Он явно был задет тем, что она прервала его моления; однако произнес с таинственным видом:
– Я могу помочь вам в расследовании деятельности «Минтон Энтерпрайзес».
Алекс застыла, ошеломленная. Она меньше всего ожидала, что преподобный Пламмет каким-то образом окажется причастен к ее расследованию. Впрочем, надо действовать очень осторожно, напомнила она себе. Эта история вызывала у нее все больше сомнений. Какие страшные тайны мог знать этот чудной человечек о Седине, Риде Ламберте или о Минтонах? Конечно, священникам поверяют секреты, но она по опыту знала, что профессиональная этика обычно не позволяет им разглашать услышанное. Они неуклонно соблюдают тайну исповеди и могут что-то сообщить только в том случае, если чья-то жизнь оказывается под угрозой.

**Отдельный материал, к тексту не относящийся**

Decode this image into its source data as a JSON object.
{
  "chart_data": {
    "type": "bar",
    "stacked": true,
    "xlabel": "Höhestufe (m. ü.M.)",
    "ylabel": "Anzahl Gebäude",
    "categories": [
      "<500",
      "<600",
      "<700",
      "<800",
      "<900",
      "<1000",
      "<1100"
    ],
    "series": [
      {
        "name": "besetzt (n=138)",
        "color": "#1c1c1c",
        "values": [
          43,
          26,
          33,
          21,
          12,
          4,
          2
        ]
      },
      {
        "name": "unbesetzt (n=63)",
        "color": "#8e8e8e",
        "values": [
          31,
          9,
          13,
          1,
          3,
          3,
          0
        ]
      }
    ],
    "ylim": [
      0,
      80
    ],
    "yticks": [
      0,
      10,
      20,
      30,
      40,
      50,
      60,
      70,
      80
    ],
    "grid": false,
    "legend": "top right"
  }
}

Маловероятно, чтобы Ангус или его сын раскрыли душу такому робкому, серенькому человечку, как Пламмет. А если исходить из чисто внешних данных, то вряд ли он имеет большое влияние на Всемогущего. А мысль о том, что Рид Ламберт вздумает исповедоваться в грехах, казалась сущей нелепицей.
Голос ее, как у опытного юриста, звучал спокойно и бесстрастно. Грег был бы доволен, услышав, как она невозмутимо спрашивает:
– Неужели? И как вы можете это сделать? Вы знали мою мать?
– К несчастью, не знал. Но я все равно могу ускорить ваше расследование. Мы – мои праведные прихожане и я – верим, что вы на нашей стороне. А с нами бог.
– С-спасибо, – с запинкой выговорила она, надеясь, что ответила правильно.
Очевидно, правильно, поскольку от миссис Пламмет, беззвучно молившейся все это время, долетело тихое «аминь».
– Преподобный отец, – нерешительно начала Алекс, – я не уверена, что вы вполне в курсе дела. Я здесь по распоряжению окружной прокуратуры.
– Господь направляет деяния людские, они лишь исполняют его священную волю.
–..для расследования убийства моей матери, которое произошло в Пурселле двадцать пять лет назад, – Хвала тебе, господи, за то, что сие не праведное дело скоро будет исправлено! – возглашал он, потрясая кулачками. Алекс диву давалась. У нее вырвался нервный смешок.
– Да, гм, я тоже на это надеюсь. Однако не могу взять в толк, какая связь между моим расследованием и делами вашего прихода? У вас есть никому не ведомые данные об убийстве?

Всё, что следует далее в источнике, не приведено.